In [1, p. 34 exercise 2.9] we are asked to prove that the rank of the complex n\times n matrix
\mathbf{A}=\sum\limits_{i=1}^{m} d_{i}\mathbf{u}_i\mathbf{u}_{i}^{H} (1)

where the \mathbf{u}_i are linearly independent complex n \times 1 vectors and the d_i‘s are real and positive, is equal to m if m \leq   n. Furthermore we are asked what the rank equals to if m > n.
Solution:
Let \mathbf{A}=\mathbf{U}\mathbf{D}\mathbf{U}^H where  {\bf U} = \left[ {\begin{array}{*{20}c} {{\bf u}_1 } &  \cdots  & {{\bf u}_m }  \\ \end{array}} \right] and \mathbf{D}=diag(d_1,...,d_m). If T is the linear transform associated to \mathbf{A} then T can be written as the composite of the linear transformations [2, propsition 6.3, p. 41] T_1:\mathbb{C}^m\rightarrow\mathbb{C}^n,T_2:\mathbb{C}^m\rightarrow \mathbb{C}^m and T_3:\mathbb{C}^n\rightarrow \mathbb{C}^m which are respectively associated to the matrices \mathbf{U},\mathbf{D} and \mathbf{U}^H, T=T_1\circ T_2 \circ T_3. For m\leq n the m linear independent vectors span the subspace \mathbb{C}^{m} [2, proposition 4.3, page 112] thus the column rank of the matrix \mathbf{U} is m.
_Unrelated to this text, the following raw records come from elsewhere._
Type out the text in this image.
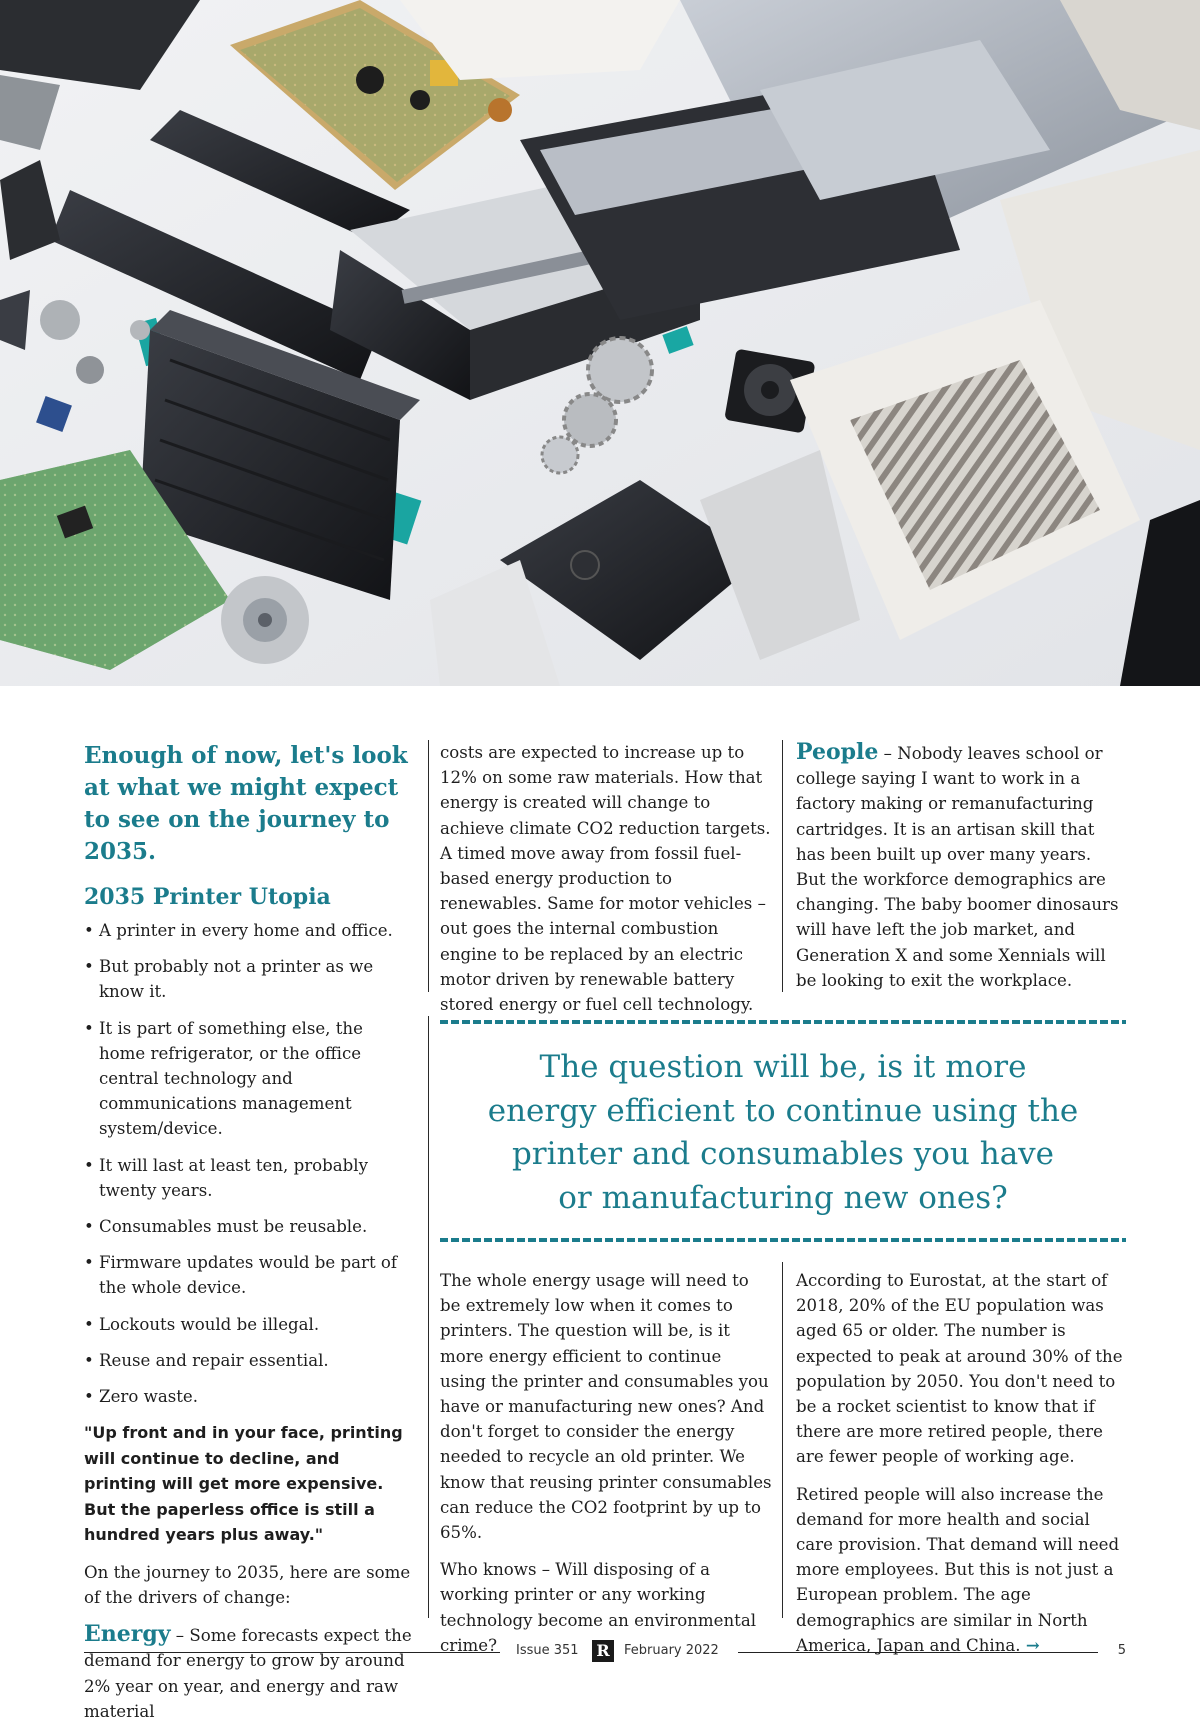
Enough of now, let's look at what we might expect to see on the journey to 2035.
2035 Printer Utopia
• A printer in every home and office.
• But probably not a printer as we know it.
• It is part of something else, the home refrigerator, or the office central technology and communications management system/device.
• It will last at least ten, probably twenty years.
• Consumables must be reusable.
• Firmware updates would be part of the whole device.
• Lockouts would be illegal.
• Reuse and repair essential.
• Zero waste.

"Up front and in your face, printing will continue to decline, and printing will get more expensive. But the paperless office is still a hundred years plus away."

On the journey to 2035, here are some of the drivers of change:

Energy – Some forecasts expect the demand for energy to grow by around 2% year on year, and energy and raw material

costs are expected to increase up to 12% on some raw materials. How that energy is created will change to achieve climate CO2 reduction targets. A timed move away from fossil fuel-based energy production to renewables. Same for motor vehicles – out goes the internal combustion engine to be replaced by an electric motor driven by renewable battery stored energy or fuel cell technology.

People – Nobody leaves school or college saying I want to work in a factory making or remanufacturing cartridges. It is an artisan skill that has been built up over many years. But the workforce demographics are changing. The baby boomer dinosaurs will have left the job market, and Generation X and some Xennials will be looking to exit the workplace.

The question will be, is it more
energy efficient to continue using the
printer and consumables you have
or manufacturing new ones?

The whole energy usage will need to be extremely low when it comes to printers. The question will be, is it more energy efficient to continue using the printer and consumables you have or manufacturing new ones? And don't forget to consider the energy needed to recycle an old printer. We know that reusing printer consumables can reduce the CO2 footprint by up to 65%.

Who knows – Will disposing of a working printer or any working technology become an environmental crime?

According to Eurostat, at the start of 2018, 20% of the EU population was aged 65 or older. The number is expected to peak at around 30% of the population by 2050. You don't need to be a rocket scientist to know that if there are more retired people, there are fewer people of working age.

Retired people will also increase the demand for more health and social care provision. That demand will need more employees. But this is not just a European problem. The age demographics are similar in North America, Japan and China. →

Issue 351 R	February 2022	5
The matrix \mathbf{U}^H has the same rank as the matrix \mathbf{U}. The proof of this statement can be obtained by the observation that given \mathbf{u}_i,i=1,...,m linear independent vectors, then the complex conjugates of those vectors are also linear independent. Thus {{\bf U}^{*}}^T = \left[ {\begin{array}{*{20}c} {{\bf u}^{*}_1 } &  \cdots  & {{\bf u}^{*}_m }  \\ \end{array}} \right]^T =\mathbf{U}^H . Furthermore because the column rank equals the the row rank of a matrix [2, Theorem 4.4, page 218] we have rank(\mathbf{U})=rank(\mathbf{U}^H). The linear transformation T_3 is surjective as its rank(T_3)=m. T_2 is bijective as the diagonal matrix associated with it is invertible [2, proposition 2.3, page 209]. The composite T_2 \circ T_3 is thus surjective (onto) to \mathbb{C}^m and thus the dimension of the image obtained by T_1 \circ T_2 \circ T_3 (per definition the rank of the matrix) is the same as the one that would be obtained by T_1 by linear combinations of a basis in \mathbb{C}^m. Thus rank(T)=rank(T_1)=m. QED. For m >  n there can be no m linear independent n \times 1 vectors. The maximum number of linear independent n \times 1 vectors is simply n. This assertion can be proven by the equality of the row and column rank of a matrix. For in this case the column rank of \mathbf{U} would be m while the row rank of \mathbf{U} would not be larger than n. The rank of the matrix cannot be larger than n in this case.

[1] Steven M. Kay: “Modern Spectral Estimation – Theory and Applications”, Prentice Hall, ISBN: 0-13-598582-X.
[2] Lawrence J. Corwin and Robert H. Szczarba: “Calculus in Vector Spaces”, Marcel Dekker, Inc, 2nd edition, ISBN: 0824792793.